The Gray Plague: Effective Management Strategies for Dementia in Primary Care


Thorough screening, advance planning, careful medication selection, and caregiver education and training are the keys to effective management of patients with Alzheimer's disease.

Dementia is an epidemic, particularly among the oldest old, but physicians can do much more for patients now than a decade ago, said geriatrician David Reuben, MD, FACP, a professor at the David Geffen School of Medicine at the University of California, Los Angeles, during a presentation at the American College of Physicians Internal Medicine 2014 annual meeting held in Orlando, FL.

“We call dementia the gray plague,” Reuben said. “This is a devastating disorder.”

Dementia is an acquired decline in memory and at least on other cognitive function, such as aphasia, apraxia, agnosia or executive function, as well as having a significant effect on daily life. Consequences include falls, swallowing disorders, aspiration pneumonia, urinary and fecal incontinence, and behavioral disturbances. It is the 6th leading cause of death in the United States, costing per patient up to $56,290 in direct costs annually. It costs the health care system $130 billion annually. Alzheimer’s disease is the most common cause of dementia and has three stages: mild, moderate, and severe.

“Our job is to detect, treat, and provide support,” Reuben told the internists in the audience.

The US Preventive Services Task Force does not recommend routine screening. Patients present with memory impairment and may have problems with language or visual-spatial or executive functioning. They may appear apathetic.

When indicated, screening can be done with one of several tools, such as the Mini-Cog, a three-item recall plus a clock drawing, and the mini mental state exam. All of the tools are quite effective.

“But, all they do is tell you something is wrong, not what’s wrong, but it’s a good start,” Reuben said.

Reuben said he follows up with a clinical exam and interview. While able to determine the patient has dementia 90 percent of the time, he does not tell the news on the first visit. “It’s a bitter pill to swallow,” Reuben said. “I tell them there’s a need for additional testing.”

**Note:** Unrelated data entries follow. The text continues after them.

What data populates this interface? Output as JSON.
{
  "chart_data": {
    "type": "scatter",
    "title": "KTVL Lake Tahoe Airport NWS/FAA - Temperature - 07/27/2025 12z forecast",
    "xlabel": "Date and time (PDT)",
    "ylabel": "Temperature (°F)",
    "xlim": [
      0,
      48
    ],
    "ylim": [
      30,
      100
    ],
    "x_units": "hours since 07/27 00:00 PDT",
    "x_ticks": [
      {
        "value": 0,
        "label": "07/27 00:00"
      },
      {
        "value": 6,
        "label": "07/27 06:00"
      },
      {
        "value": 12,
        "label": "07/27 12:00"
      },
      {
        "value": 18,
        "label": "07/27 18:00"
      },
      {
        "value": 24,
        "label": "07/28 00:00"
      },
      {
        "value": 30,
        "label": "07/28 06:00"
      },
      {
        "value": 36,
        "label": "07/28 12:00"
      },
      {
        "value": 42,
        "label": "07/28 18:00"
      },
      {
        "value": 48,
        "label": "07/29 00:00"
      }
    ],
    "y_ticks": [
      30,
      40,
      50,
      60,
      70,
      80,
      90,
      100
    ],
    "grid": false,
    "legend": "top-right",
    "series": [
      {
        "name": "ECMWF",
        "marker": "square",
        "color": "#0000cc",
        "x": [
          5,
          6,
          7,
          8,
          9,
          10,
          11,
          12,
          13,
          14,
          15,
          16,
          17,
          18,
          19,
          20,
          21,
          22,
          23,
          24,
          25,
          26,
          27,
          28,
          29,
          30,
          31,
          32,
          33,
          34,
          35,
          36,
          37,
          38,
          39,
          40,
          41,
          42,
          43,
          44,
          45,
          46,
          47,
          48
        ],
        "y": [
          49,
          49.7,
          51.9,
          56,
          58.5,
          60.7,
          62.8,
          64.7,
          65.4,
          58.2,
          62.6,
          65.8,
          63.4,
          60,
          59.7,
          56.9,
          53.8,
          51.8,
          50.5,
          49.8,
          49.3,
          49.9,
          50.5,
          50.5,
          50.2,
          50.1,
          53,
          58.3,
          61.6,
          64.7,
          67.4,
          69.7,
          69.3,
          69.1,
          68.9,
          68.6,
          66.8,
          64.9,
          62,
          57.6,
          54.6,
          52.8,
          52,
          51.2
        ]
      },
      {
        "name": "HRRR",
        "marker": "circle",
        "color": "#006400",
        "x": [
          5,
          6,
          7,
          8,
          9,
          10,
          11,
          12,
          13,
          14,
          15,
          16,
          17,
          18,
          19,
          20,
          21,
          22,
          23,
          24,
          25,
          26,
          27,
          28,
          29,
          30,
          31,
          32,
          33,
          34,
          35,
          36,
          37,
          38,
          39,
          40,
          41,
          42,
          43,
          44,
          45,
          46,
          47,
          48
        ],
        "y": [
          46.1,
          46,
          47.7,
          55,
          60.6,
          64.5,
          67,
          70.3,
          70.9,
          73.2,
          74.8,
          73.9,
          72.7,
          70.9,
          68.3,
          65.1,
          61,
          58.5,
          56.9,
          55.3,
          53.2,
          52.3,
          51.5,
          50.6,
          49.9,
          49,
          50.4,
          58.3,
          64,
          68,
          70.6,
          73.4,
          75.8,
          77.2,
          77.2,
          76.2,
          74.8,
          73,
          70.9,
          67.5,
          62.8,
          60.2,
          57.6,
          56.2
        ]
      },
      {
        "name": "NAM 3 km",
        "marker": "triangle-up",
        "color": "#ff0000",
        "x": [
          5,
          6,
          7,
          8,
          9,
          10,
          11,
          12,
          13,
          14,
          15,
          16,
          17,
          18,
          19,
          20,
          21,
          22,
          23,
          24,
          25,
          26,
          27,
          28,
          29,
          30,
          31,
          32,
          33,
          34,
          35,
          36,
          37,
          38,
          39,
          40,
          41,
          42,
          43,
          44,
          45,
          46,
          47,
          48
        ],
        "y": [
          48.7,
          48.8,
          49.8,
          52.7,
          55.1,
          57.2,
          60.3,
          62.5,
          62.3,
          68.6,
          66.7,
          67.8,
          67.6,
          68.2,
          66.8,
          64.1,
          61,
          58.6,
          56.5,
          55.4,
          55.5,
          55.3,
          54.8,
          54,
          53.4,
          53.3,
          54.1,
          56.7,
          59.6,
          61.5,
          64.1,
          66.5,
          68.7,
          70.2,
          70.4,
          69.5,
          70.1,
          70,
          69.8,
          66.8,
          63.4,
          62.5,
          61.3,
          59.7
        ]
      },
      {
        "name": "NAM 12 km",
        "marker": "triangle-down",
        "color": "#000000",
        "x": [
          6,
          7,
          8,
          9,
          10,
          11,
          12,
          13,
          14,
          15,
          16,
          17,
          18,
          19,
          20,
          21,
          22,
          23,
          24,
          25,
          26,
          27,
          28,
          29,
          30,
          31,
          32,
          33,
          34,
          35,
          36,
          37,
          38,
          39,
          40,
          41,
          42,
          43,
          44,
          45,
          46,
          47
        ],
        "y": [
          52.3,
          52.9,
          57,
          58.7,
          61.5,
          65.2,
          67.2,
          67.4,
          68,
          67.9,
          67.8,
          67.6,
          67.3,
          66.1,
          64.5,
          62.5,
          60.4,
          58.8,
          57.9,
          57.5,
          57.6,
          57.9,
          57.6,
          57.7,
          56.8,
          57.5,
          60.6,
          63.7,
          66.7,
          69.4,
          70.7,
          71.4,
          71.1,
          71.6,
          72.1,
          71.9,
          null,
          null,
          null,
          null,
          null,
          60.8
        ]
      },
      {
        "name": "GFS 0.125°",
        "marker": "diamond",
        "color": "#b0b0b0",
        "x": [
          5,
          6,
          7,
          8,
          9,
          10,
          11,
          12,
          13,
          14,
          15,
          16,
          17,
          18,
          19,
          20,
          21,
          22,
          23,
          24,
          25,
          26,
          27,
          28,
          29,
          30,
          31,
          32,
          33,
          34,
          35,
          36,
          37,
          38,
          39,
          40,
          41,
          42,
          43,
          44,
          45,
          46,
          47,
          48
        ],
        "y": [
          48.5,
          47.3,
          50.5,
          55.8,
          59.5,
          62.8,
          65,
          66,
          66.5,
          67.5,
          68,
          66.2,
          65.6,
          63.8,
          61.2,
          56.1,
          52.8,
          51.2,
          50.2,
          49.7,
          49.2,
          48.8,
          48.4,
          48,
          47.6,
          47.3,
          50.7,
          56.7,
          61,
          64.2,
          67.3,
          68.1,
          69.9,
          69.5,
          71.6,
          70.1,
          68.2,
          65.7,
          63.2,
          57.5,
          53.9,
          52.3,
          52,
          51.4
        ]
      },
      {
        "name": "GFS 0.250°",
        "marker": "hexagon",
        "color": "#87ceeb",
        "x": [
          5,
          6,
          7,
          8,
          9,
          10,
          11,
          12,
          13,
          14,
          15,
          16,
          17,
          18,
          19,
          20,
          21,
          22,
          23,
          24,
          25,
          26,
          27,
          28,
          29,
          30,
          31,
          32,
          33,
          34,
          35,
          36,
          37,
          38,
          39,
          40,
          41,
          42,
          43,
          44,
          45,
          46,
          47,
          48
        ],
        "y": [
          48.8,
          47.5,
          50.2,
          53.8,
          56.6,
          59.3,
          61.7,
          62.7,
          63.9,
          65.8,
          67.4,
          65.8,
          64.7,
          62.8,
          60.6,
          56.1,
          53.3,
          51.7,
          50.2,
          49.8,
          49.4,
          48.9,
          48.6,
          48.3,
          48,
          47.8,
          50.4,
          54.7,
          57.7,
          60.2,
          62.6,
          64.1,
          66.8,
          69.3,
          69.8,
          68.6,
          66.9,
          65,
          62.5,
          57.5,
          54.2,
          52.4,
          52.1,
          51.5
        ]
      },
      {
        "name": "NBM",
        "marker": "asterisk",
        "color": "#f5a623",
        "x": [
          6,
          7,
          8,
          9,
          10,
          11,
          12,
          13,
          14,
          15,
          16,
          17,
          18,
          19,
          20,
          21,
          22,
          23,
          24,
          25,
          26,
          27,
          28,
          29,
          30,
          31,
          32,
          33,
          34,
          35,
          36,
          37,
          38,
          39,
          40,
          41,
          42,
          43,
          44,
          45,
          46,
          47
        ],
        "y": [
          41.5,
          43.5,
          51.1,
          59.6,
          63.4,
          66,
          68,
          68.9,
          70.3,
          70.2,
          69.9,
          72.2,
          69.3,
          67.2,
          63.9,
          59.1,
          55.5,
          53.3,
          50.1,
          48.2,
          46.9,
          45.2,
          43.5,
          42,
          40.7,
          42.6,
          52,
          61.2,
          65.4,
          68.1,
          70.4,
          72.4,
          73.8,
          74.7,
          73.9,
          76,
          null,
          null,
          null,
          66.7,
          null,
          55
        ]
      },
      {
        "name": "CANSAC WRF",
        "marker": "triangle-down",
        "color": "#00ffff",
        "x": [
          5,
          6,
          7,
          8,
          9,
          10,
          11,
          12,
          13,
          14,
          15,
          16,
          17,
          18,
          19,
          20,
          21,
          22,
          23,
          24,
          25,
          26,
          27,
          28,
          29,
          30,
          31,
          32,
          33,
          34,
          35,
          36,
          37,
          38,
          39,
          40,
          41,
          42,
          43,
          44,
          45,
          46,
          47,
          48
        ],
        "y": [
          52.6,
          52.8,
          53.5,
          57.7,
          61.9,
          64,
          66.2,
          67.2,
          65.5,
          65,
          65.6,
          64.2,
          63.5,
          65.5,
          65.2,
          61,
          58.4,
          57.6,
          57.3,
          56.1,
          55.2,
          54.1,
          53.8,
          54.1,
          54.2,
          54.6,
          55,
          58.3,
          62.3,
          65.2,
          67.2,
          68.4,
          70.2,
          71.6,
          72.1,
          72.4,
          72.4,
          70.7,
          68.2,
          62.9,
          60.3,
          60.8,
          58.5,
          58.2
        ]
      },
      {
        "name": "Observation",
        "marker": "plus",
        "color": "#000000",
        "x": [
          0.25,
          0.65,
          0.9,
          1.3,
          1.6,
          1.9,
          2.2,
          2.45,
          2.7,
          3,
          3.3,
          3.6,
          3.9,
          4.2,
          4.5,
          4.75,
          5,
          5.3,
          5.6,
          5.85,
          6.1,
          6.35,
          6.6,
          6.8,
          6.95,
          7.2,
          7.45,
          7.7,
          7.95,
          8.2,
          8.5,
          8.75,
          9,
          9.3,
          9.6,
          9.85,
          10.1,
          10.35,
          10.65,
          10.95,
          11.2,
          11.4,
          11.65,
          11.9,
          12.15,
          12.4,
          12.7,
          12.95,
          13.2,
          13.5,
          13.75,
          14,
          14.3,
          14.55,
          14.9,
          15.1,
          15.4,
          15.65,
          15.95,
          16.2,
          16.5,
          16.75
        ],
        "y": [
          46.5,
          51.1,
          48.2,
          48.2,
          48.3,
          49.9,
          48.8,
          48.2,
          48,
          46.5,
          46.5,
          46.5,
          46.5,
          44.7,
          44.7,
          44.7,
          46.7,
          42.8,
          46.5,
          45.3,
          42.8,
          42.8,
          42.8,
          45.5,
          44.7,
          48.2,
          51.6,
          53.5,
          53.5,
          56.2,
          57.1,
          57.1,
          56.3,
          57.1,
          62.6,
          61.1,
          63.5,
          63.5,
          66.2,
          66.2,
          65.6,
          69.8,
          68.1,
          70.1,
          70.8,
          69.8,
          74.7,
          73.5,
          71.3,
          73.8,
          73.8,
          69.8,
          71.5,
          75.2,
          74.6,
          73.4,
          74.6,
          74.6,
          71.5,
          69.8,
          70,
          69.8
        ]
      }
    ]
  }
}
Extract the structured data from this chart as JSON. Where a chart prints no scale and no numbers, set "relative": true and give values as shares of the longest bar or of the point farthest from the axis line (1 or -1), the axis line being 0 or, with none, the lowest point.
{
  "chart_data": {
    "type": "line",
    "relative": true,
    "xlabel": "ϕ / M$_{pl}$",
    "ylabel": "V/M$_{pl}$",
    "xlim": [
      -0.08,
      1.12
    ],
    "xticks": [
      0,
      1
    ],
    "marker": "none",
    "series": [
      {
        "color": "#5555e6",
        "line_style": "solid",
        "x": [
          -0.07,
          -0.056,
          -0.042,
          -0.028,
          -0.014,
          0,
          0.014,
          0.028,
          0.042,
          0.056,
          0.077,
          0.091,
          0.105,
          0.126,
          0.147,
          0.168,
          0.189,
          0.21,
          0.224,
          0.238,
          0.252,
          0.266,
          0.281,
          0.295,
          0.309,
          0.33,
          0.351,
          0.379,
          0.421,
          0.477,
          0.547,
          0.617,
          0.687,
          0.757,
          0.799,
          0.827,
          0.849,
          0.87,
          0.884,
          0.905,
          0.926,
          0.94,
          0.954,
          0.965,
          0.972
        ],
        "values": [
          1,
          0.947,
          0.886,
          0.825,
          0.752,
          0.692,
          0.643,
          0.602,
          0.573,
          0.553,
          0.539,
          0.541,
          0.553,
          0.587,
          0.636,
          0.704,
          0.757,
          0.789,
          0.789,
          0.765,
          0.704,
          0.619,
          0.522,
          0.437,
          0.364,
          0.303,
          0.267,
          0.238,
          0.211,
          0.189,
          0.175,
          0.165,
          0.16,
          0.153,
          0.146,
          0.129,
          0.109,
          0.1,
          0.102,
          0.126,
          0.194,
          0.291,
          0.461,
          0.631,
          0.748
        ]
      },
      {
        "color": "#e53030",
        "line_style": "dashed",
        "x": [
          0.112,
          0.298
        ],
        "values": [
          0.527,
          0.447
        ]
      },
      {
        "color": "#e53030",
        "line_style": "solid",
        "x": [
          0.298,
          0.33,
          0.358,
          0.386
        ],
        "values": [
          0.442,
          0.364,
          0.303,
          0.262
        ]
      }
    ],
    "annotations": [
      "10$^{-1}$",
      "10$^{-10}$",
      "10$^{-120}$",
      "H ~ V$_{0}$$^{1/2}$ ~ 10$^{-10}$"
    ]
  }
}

Reuben will send them for neuropsychological testing, lab tests to exclude medical conditions that may be contributing, and a CT-scan or magnetic resonance imaging to rule out a tumor, subdural hematoma, or something else unexpected. A PET scan can be valuable but is only approved for differentiating Alzheimer’s disease from frontotemporal dementia.

With Alzheimer’s, physicians must manage the disease and the patient. Reuben recommends advance planning early in the disease course, while the patient can still express his or her wishes and select a surrogate decision maker.

Cholinesterase inhibitors or memantine may slow progression of the disease. “These are not home run drugs,” Reuben said. “They are not going to fix the problem.”

Between 10 percent and 25 percent of patients may get a boost from taking one of the three approved cholinesterase inhibitors. Whether they affect behavioral symptoms is controversial, and some patients decline rapidly when the drug is discontinued, such as when admitted to the hospital. The chief benefit of memantine, he said, is that it may improve behavioral symptoms, enabling the patient to stay at home longer. It is indicated for moderate to severe Alzheimer’s.

A recent study found Vitamin E, at 2000 IU, slowed the rate of decline. But 42 percent of participants did not complete the study. “I’m not using it as a first-line drug,” Reuben said. “You have to watch for bleeding at those doses.”

No other medications or supplements have proven beneficial in this patient population.

Managing the patient requires aiming for the highest level of independence that works for everyone—the patient and caregivers. “The caregiver is the most important resource the patient has,” Reuben said. “The more knowledgeable and more empowered the caregiver is, the better care the patient will receive.”

Reuben suggested referrals to the Alzheimer’s Association and other community resources. Meanwhile, the physician must manage hot-button issues, such as driving and behavioral complications. He recommended trying to interrupt problematic behaviors and training caregivers how to redirect the patient.

The antidepressant citalopram may reduce agitation but may worsen mini mental state scores and increase the QT interval. Antipsychotics are no better than placebo, Reuben said, and all have potential side effects. Mood stabilizing medications, such as valproate, may be tried but has potentially confounding sedating effects.

A systems approach to disease management has been shown to be effective in some cases. In one study, a social worker provided case management, which led to better quality of care and better health related quality of care scores. Another study at Indiana University and UCLA, which used nurse practitioners, reduced behavioral symptoms, caregiver stress, emergency department visits, hospitalizations and 30-day readmission rates.

Reuben concluded by saying there is hope on the horizon, with various prevention strategies and new treatments in the pipeline, but they are a long way off. In the meantime, he advised, “take advantage of what is available.”